TURBIGO – Abbiamo incontrato Erminio Motta (classe 1937), figlio della ‘Pierina sagrista’, per farci raccontare le vicende che hanno accompagnato il periodo in cui sovrintendeva alla Chiesa d’In Giò. L’idea, balenata nella testa di chi scrive nella mattinata del 22 agosto 2016, era quella di rintracciare una foto della Pierina, ben sapendo che, al tempo, non c’era molta gente che aveva la possibilità di fare un ‘selfie’. Nel ‘Turbigh in Giò’ c’era, però, il signor Bellomo che abitava in Via 3 Giugno 1859 (la strada che da Via Roma porta al Naviglio), impiegato alla Vizzola e abbiamo pensato che avesse fatto delle foto in qualche fausta occasione. E invece no, la foto che pubblichiamo della Pierina è stata scattata in tempi recenti, ma suo figlio ci ha messo a disposizione altre foto storiche della sua famiglia che pubblicheremo su Facebook.
MARCOLI MARIA CAROLINA, detta ‘Pierina’ (1912-1998), era nata al tempo in cui il padre era espatriato in Germania per lavoro, per cui la madre le diede il nome di Maria Carolina, nome che non piacque al genitore che, una volta tornato, cominciò a chiamarla Pierina, al punto di rimanerle addosso come una sorta di sigillo paterno.
Pierina Marcoli sposò Angelo Motta (1909-1954) ed andarono ad abitare il Via Pasubio, 2 (nel cortile dell’Uliatt perché si macinavano i semi di ravizzone) di fronte all’abitazione dell’ingegnere Piero Franceschini (direttore generale dell’Azienda Tranviaria Milanese dal 1931), un grande palazzo proiettato sul Naviglio Grande (area attualmente occupata dall’abitazione della famiglia Grossrubatscher).
Dal 1946 è la ‘Pierina sagrista’ ad occuparsi della gestione della chiesa dei SS. Cosma e Damiano, aiutata anche dal figlio Erminio, specialmente per azionare le tre campane che non erano ancora motorizzate, come oggidì. Aveva la chiave del portone principale della chiesa, faceva le pulizie, lavava le tovaglie delle funzioni religiose, raccoglieva anche le offerte durante le messe. Il tradizionale pallone, che veniva bruciato la quarta domenica d’ottobre in occasione delle festa dei Santi Martiri Cosma e Damiano, era confezionato dalla Gaetanina (Gualdoni?) che abitava in Via Coni Zugna, ultima casa a sinistra provenendo da Via Al Palazzo.

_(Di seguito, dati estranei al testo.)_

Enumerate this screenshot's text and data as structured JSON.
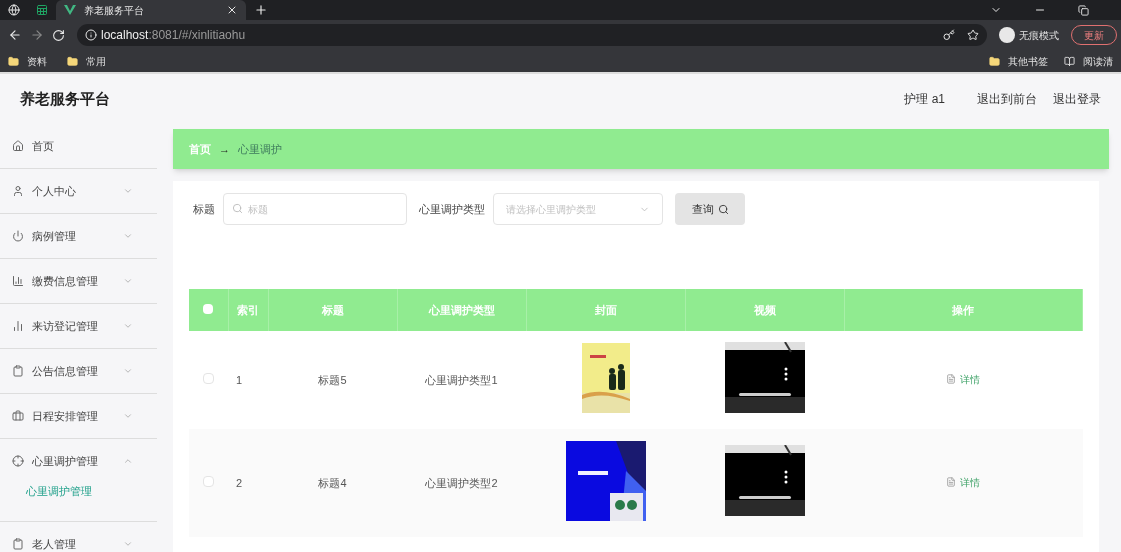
{
  "browser": {
    "tabs": [
      {
        "kind": "icon",
        "selected": false
      },
      {
        "kind": "icon",
        "selected": false
      },
      {
        "kind": "page",
        "title": "养老服务平台",
        "selected": true
      }
    ],
    "address": {
      "host": "localhost",
      "path": ":8081/#/xinlitiaohu"
    },
    "incognito": "无痕模式",
    "update": "更新",
    "bookmarks": [
      "资料",
      "常用"
    ],
    "bookmarks_right": [
      "其他书签",
      "阅读清"
    ]
  },
  "header": {
    "title": "养老服务平台",
    "user": "护理 a1",
    "links": [
      "退出到前台",
      "退出登录"
    ]
  },
  "sidebar": {
    "items": [
      {
        "label": "首页",
        "kind": "link"
      },
      {
        "label": "个人中心",
        "kind": "menu",
        "expanded": false
      },
      {
        "label": "病例管理",
        "kind": "menu",
        "expanded": false
      },
      {
        "label": "缴费信息管理",
        "kind": "menu",
        "expanded": false
      },
      {
        "label": "来访登记管理",
        "kind": "menu",
        "expanded": false
      },
      {
        "label": "公告信息管理",
        "kind": "menu",
        "expanded": false
      },
      {
        "label": "日程安排管理",
        "kind": "menu",
        "expanded": false
      },
      {
        "label": "心里调护管理",
        "kind": "menu",
        "expanded": true,
        "children": [
          {
            "label": "心里调护管理",
            "selected": true
          }
        ]
      },
      {
        "label": "老人管理",
        "kind": "menu",
        "expanded": false
      }
    ]
  },
  "breadcrumb": {
    "items": [
      "首页",
      "心里调护"
    ],
    "separator": "→"
  },
  "search": {
    "fields": [
      {
        "label": "标题",
        "kind": "text",
        "placeholder": "标题"
      },
      {
        "label": "心里调护类型",
        "kind": "select",
        "placeholder": "请选择心里调护类型"
      }
    ],
    "button": "查询"
  },
  "table": {
    "all_checked": false,
    "columns": [
      "索引",
      "标题",
      "心里调护类型",
      "封面",
      "视频",
      "操作"
    ],
    "rows": [
      {
        "checked": false,
        "index": "1",
        "title": "标题5",
        "type": "心里调护类型1",
        "action": "详情"
      },
      {
        "checked": false,
        "index": "2",
        "title": "标题4",
        "type": "心里调护类型2",
        "action": "详情"
      }
    ]
  }
}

Durante gli anni (1946-1962) in cui Pierina si fece carico di soprintendere alla chiesa capitò che una furiosa tromba d’aria scardinò le finestre, alcune delle quali portavano vetri colorati, altre erano addirittura originali con vetri bianchi piombati (anziché stuccati). La Pierina, su suggerimento del parroco don Edoardo Riboni, fece il giro di tutte le fabbriche turbighesi per raccogliere i fondi necessari alla sostituzione dei vetri. Non solo, ma la prima cappella a sinistra entrando, dopo gli anni della spoliazione della chiesa, era completamente disadorna, priva di qualsiasi suppellettile. Pierina si fece carico, un’altra volta, di raccogliere fondi e un Solivardi turbighese (Itizio?) si fece carico di abbellirla nelle fattezze in cui si trova oggi.
LE CAMPANE DEL FUOCO. Erminio Motta ricorda che, quando scoppiava un incendio nel territorio turbighese era un suo preciso impegno quello di correre a suonare le tre campane per avvisare la popolazione e chiedere aiuto.

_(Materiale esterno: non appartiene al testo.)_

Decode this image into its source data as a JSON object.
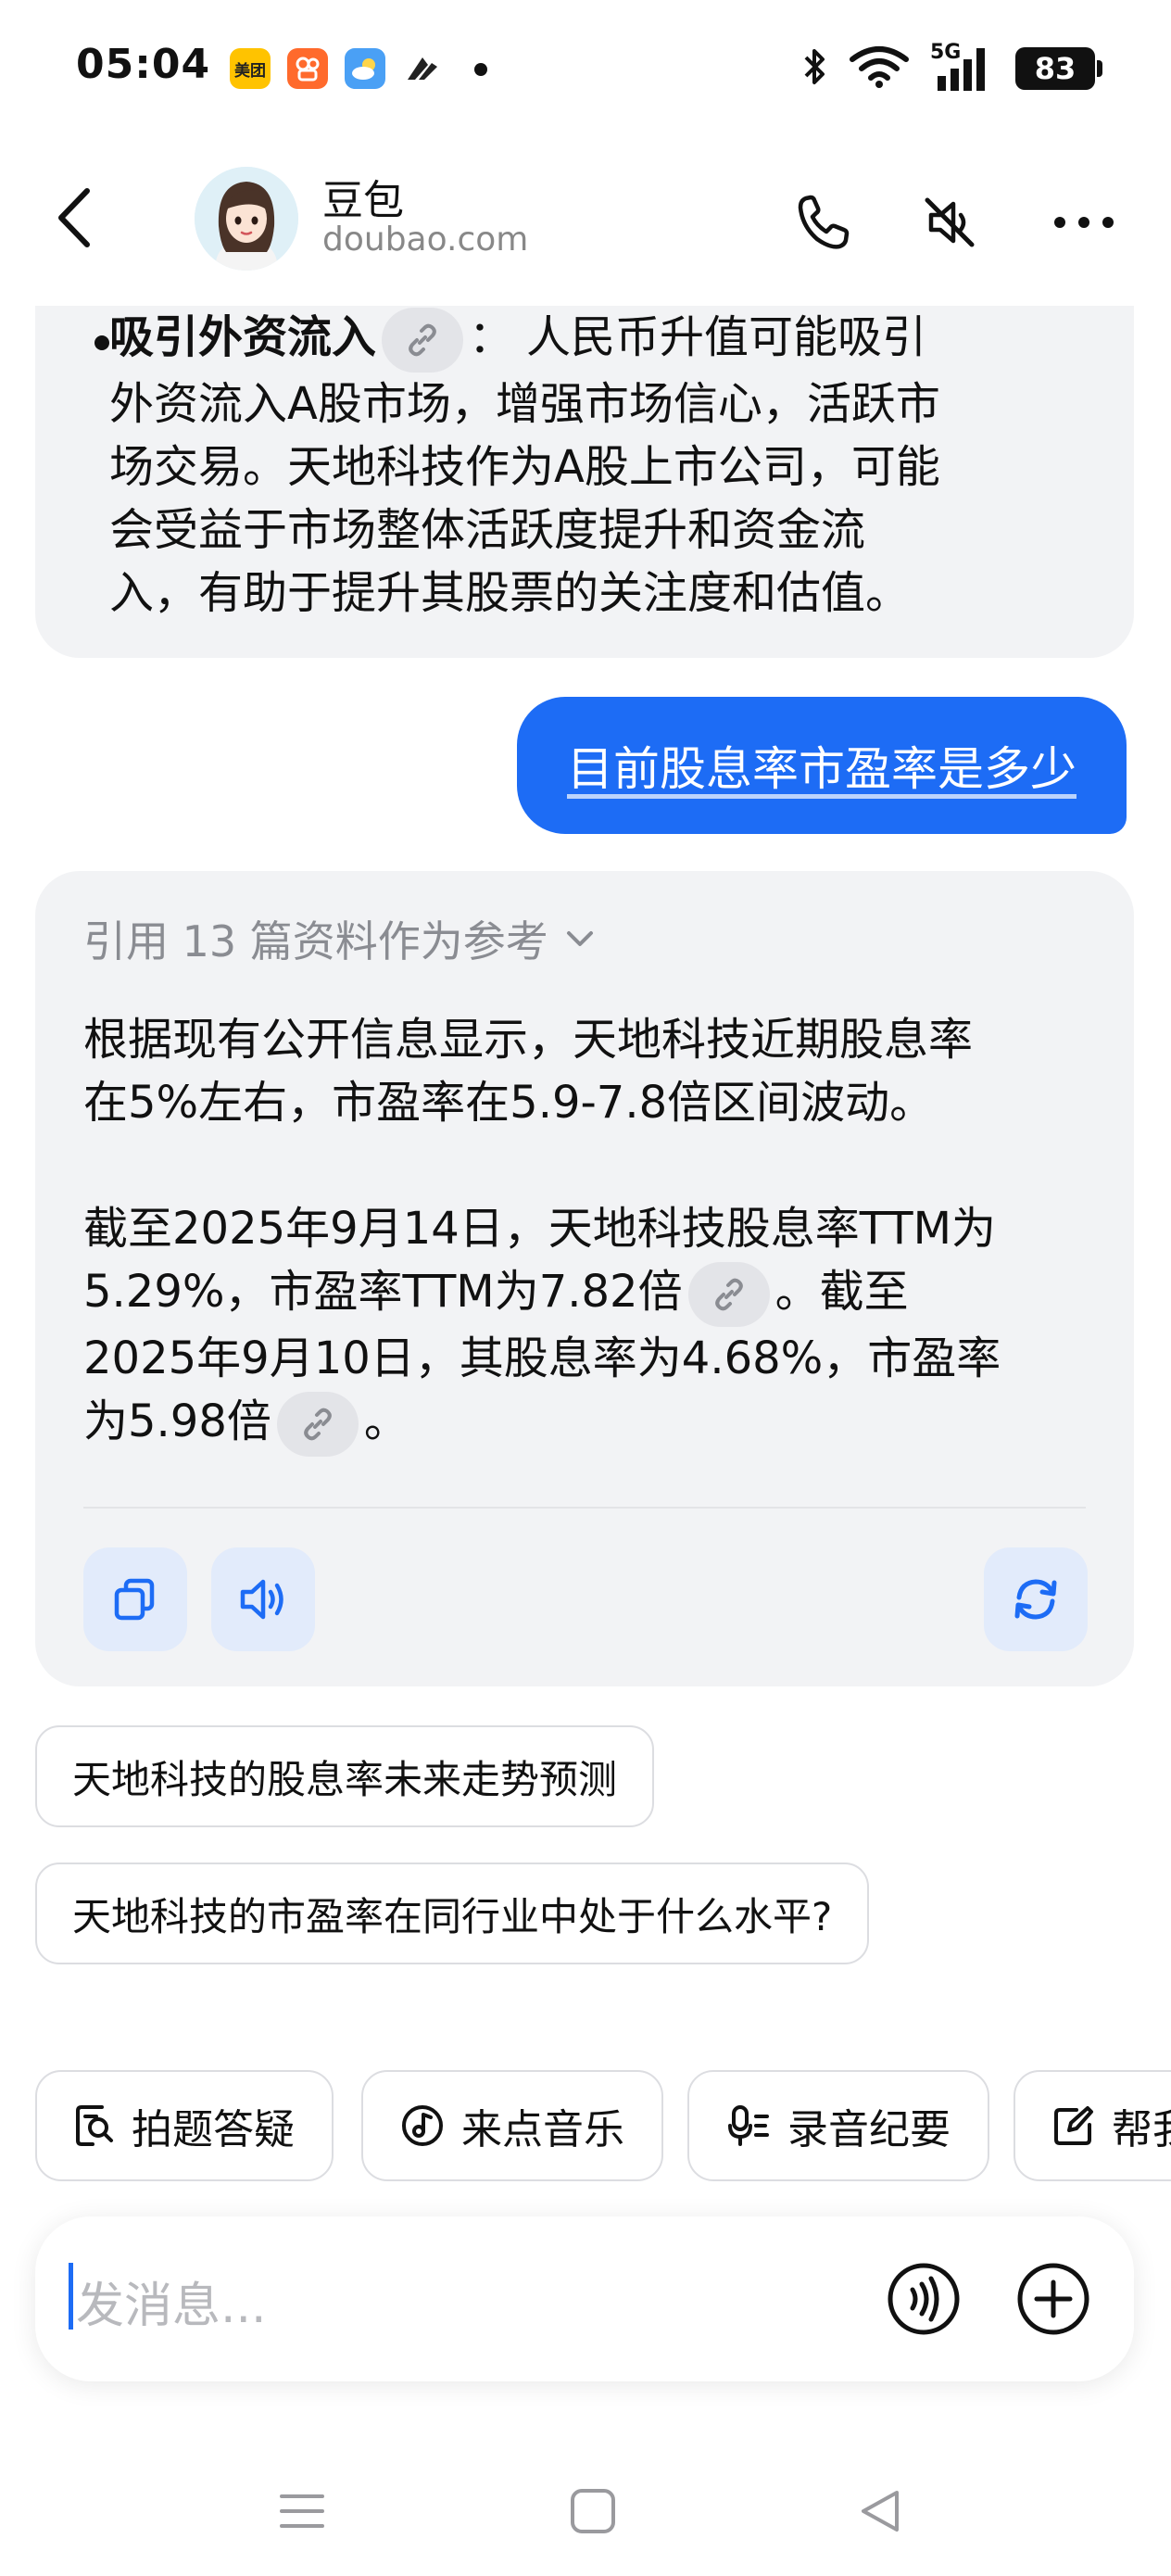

Nel 1962 la ‘Pierina sagrista’ lasciò l’incombenza della gestione della chiesa alla mamma dell’allora messo comunale Luigi Colombo (uno dei pochi sopravvissuti all’eccidio di Cefalonia, morto nel 2013) perché, avendo spostato l’abitazione in Via Torino, si trovava troppo lontana dalla chiesa.